6) Who’s really gay or bisexual or straight? The author says that Steve Mullins now identifies himself as “bisexual” but adds that one of Mullins’ friends considers the killer “basically straight” because his bisexuality doesn’t appear “innate.” Are there two kinds of sexuality corresponding roughly to the “genotype” and “phenotype” of biologists, that is, inborn and expressed? Is one more privileged than the other?

7) The sexual roles of top and bottom form a ground bass to many people’s notions of masculinity (often treated as winner/loser or strong/weak). Does moral content inhere in either role? Is one or the other good or bad? Why?

8) The writer comes to these stories from a literary viewpoint, not that of an activist or of a gender studies or gay studies academic. How might the treatment of an academic or activist have differed? And what does his perspective have to offer academics and activists?

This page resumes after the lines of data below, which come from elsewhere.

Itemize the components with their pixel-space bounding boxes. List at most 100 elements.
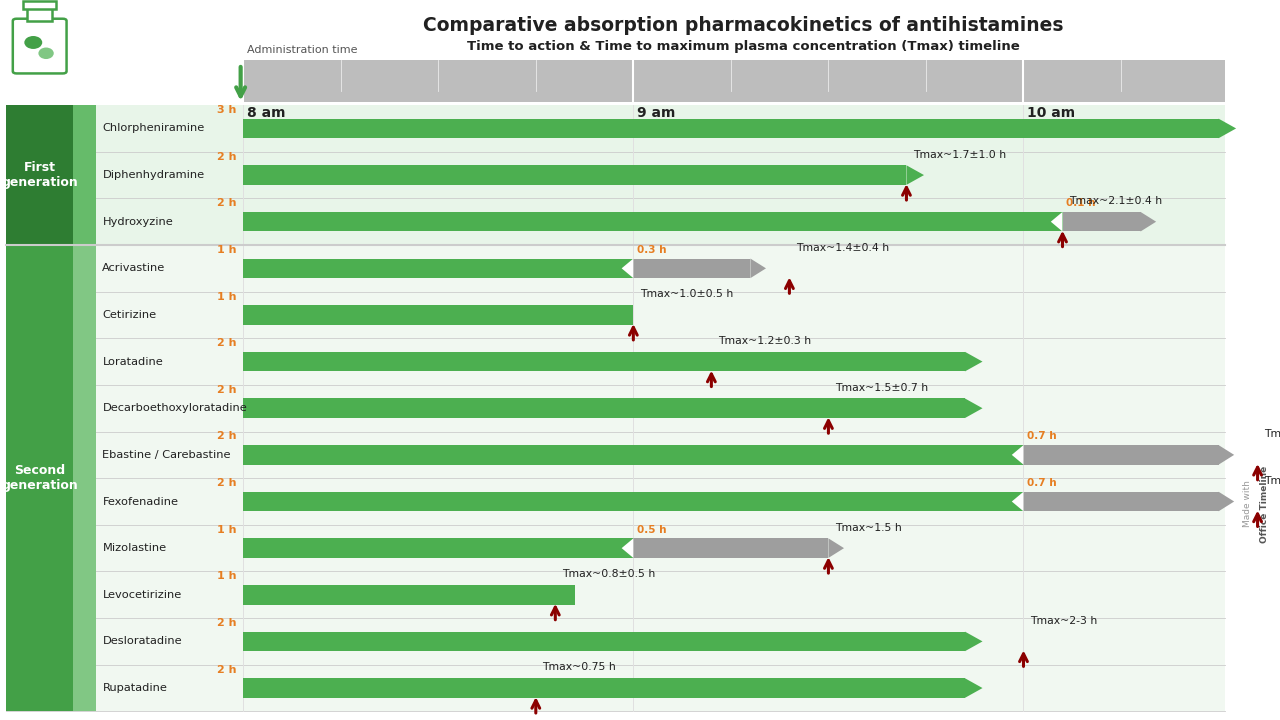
Text: Tmax~2.6 h: Tmax~2.6 h xyxy=(1263,476,1280,486)
Bar xyxy=(96,292,1225,338)
Text: Tmax~1.5 h: Tmax~1.5 h xyxy=(835,523,901,533)
Bar xyxy=(96,199,1225,245)
Text: Levocetirizine: Levocetirizine xyxy=(102,590,182,600)
Text: First
generation: First generation xyxy=(1,161,78,189)
Bar xyxy=(96,431,1225,478)
Bar xyxy=(243,352,965,372)
Text: Tmax~0.8±0.5 h: Tmax~0.8±0.5 h xyxy=(562,570,655,579)
Text: 2 h: 2 h xyxy=(218,618,237,628)
Bar xyxy=(243,398,965,418)
Text: 1 h: 1 h xyxy=(218,292,237,302)
Text: Tmax~1.0±0.5 h: Tmax~1.0±0.5 h xyxy=(640,289,733,300)
Text: 2 h: 2 h xyxy=(218,665,237,675)
Text: Tmax~1.2±0.3 h: Tmax~1.2±0.3 h xyxy=(718,336,812,346)
Bar xyxy=(243,258,634,278)
Polygon shape xyxy=(965,352,983,372)
Bar xyxy=(243,492,1024,511)
Text: 2 h: 2 h xyxy=(218,431,237,441)
Bar xyxy=(634,539,828,558)
Bar xyxy=(243,445,1024,464)
Text: 0.3 h: 0.3 h xyxy=(637,245,667,255)
Bar xyxy=(6,105,73,245)
Text: 1 h: 1 h xyxy=(218,245,237,255)
Text: Tmax~1.4±0.4 h: Tmax~1.4±0.4 h xyxy=(796,243,888,253)
Text: 0.1 h: 0.1 h xyxy=(1066,198,1096,208)
Text: 0.7 h: 0.7 h xyxy=(1028,478,1057,488)
Polygon shape xyxy=(906,166,924,185)
Text: Tmax~0.75 h: Tmax~0.75 h xyxy=(543,662,616,672)
Ellipse shape xyxy=(38,48,54,59)
Bar xyxy=(96,478,1225,525)
Bar xyxy=(1024,492,1219,511)
Text: Tmax~1.5±0.7 h: Tmax~1.5±0.7 h xyxy=(835,383,928,392)
Bar xyxy=(96,338,1225,385)
Text: Ebastine / Carebastine: Ebastine / Carebastine xyxy=(102,450,230,460)
Text: Loratadine: Loratadine xyxy=(102,356,163,366)
Text: 2 h: 2 h xyxy=(218,478,237,488)
Ellipse shape xyxy=(24,36,42,49)
Text: Tmax~2-3 h: Tmax~2-3 h xyxy=(1030,616,1097,626)
Bar xyxy=(6,245,73,711)
Text: Comparative absorption pharmacokinetics of antihistamines: Comparative absorption pharmacokinetics … xyxy=(424,16,1064,35)
Bar xyxy=(243,166,906,185)
Polygon shape xyxy=(622,539,634,558)
Text: Cetirizine: Cetirizine xyxy=(102,310,156,320)
Text: Tmax~2.6±5.7 h: Tmax~2.6±5.7 h xyxy=(1263,429,1280,439)
Bar xyxy=(243,678,965,698)
Text: Acrivastine: Acrivastine xyxy=(102,264,165,274)
Polygon shape xyxy=(965,678,983,698)
Text: Fexofenadine: Fexofenadine xyxy=(102,497,178,506)
Text: Office Timeline: Office Timeline xyxy=(1260,465,1270,543)
Text: 1 h: 1 h xyxy=(218,572,237,581)
Text: Decarboethoxyloratadine: Decarboethoxyloratadine xyxy=(102,403,247,413)
Bar xyxy=(1062,212,1140,232)
Bar xyxy=(96,665,1225,711)
Bar xyxy=(243,212,1062,232)
Text: Desloratadine: Desloratadine xyxy=(102,636,182,647)
Polygon shape xyxy=(1219,445,1234,464)
Text: 2 h: 2 h xyxy=(218,152,237,162)
Polygon shape xyxy=(965,398,983,418)
Text: Administration time: Administration time xyxy=(247,45,357,55)
Bar xyxy=(73,105,96,245)
Bar xyxy=(96,385,1225,431)
FancyBboxPatch shape xyxy=(13,19,67,73)
Bar xyxy=(23,1,56,9)
Polygon shape xyxy=(1219,119,1236,138)
Bar xyxy=(634,258,750,278)
Text: Tmax~2.1±0.4 h: Tmax~2.1±0.4 h xyxy=(1069,196,1162,206)
Polygon shape xyxy=(1011,492,1024,511)
Text: 2 h: 2 h xyxy=(218,385,237,395)
Bar xyxy=(96,245,1225,292)
Polygon shape xyxy=(965,631,983,651)
Text: Chlorpheniramine: Chlorpheniramine xyxy=(102,123,205,133)
Polygon shape xyxy=(1219,492,1234,511)
Text: 2 h: 2 h xyxy=(218,198,237,208)
Bar xyxy=(27,8,52,21)
Bar xyxy=(1024,445,1219,464)
Text: 0.5 h: 0.5 h xyxy=(637,525,667,535)
Polygon shape xyxy=(622,258,634,278)
Text: 9 am: 9 am xyxy=(637,106,676,120)
Text: Tmax~1.7±1.0 h: Tmax~1.7±1.0 h xyxy=(913,150,1006,160)
Bar xyxy=(96,525,1225,572)
Bar xyxy=(96,152,1225,199)
Polygon shape xyxy=(1140,212,1156,232)
Text: 3 h: 3 h xyxy=(218,105,237,115)
Bar xyxy=(96,618,1225,665)
Text: Second
generation: Second generation xyxy=(1,464,78,492)
Text: 0.7 h: 0.7 h xyxy=(1028,431,1057,441)
Bar xyxy=(96,105,1225,152)
Text: Made with: Made with xyxy=(1243,480,1253,528)
Polygon shape xyxy=(1011,445,1024,464)
Text: Diphenhydramine: Diphenhydramine xyxy=(102,170,205,180)
Bar xyxy=(243,60,1225,102)
Bar xyxy=(243,305,634,325)
Text: Mizolastine: Mizolastine xyxy=(102,543,166,553)
Bar xyxy=(243,539,634,558)
Text: Rupatadine: Rupatadine xyxy=(102,683,168,693)
Bar xyxy=(243,119,1219,138)
Polygon shape xyxy=(1051,212,1062,232)
Bar xyxy=(243,631,965,651)
Polygon shape xyxy=(828,539,844,558)
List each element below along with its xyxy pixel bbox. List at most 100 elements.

9) The author seems to follow the pattern of legal “case histories,” one enriched by literary technique, in recounting these crimes. Is his tone the legal pose of objectivity or classic artistic coldness? Do the author’s opinions or prejudices eke through in places? Does he seem an honest broker? Do you feel able to make your own judgments about what happened?

10) Masculinity or ideas of masculinity are key to the events described in the book. Will women and men have fundamentally different readings of these cases? Gay and straight people?

11) Is there a real relationship between sex and violence or is it just a resemblance? Recent studies show the human brain processes simile and metaphor quite differently. Scientists were amazed to see widely separated parts of the brain become active when a person hears, for example, “The snow is sugar” and “The snow is like sugar.” What might happen if we tried the experiment using the words “sex” and “violence?”

12) Because the book concentrates on the link between ideas of sex and violence in a purely masculine context, all the cases involve gay victims or victims thought to be gay. But the violence described could easily have been visited on members of any out-group, Jews, African-Americans. To what extent does youthful masculine violence seem directed at a particular group and to what extent is it simply explosive?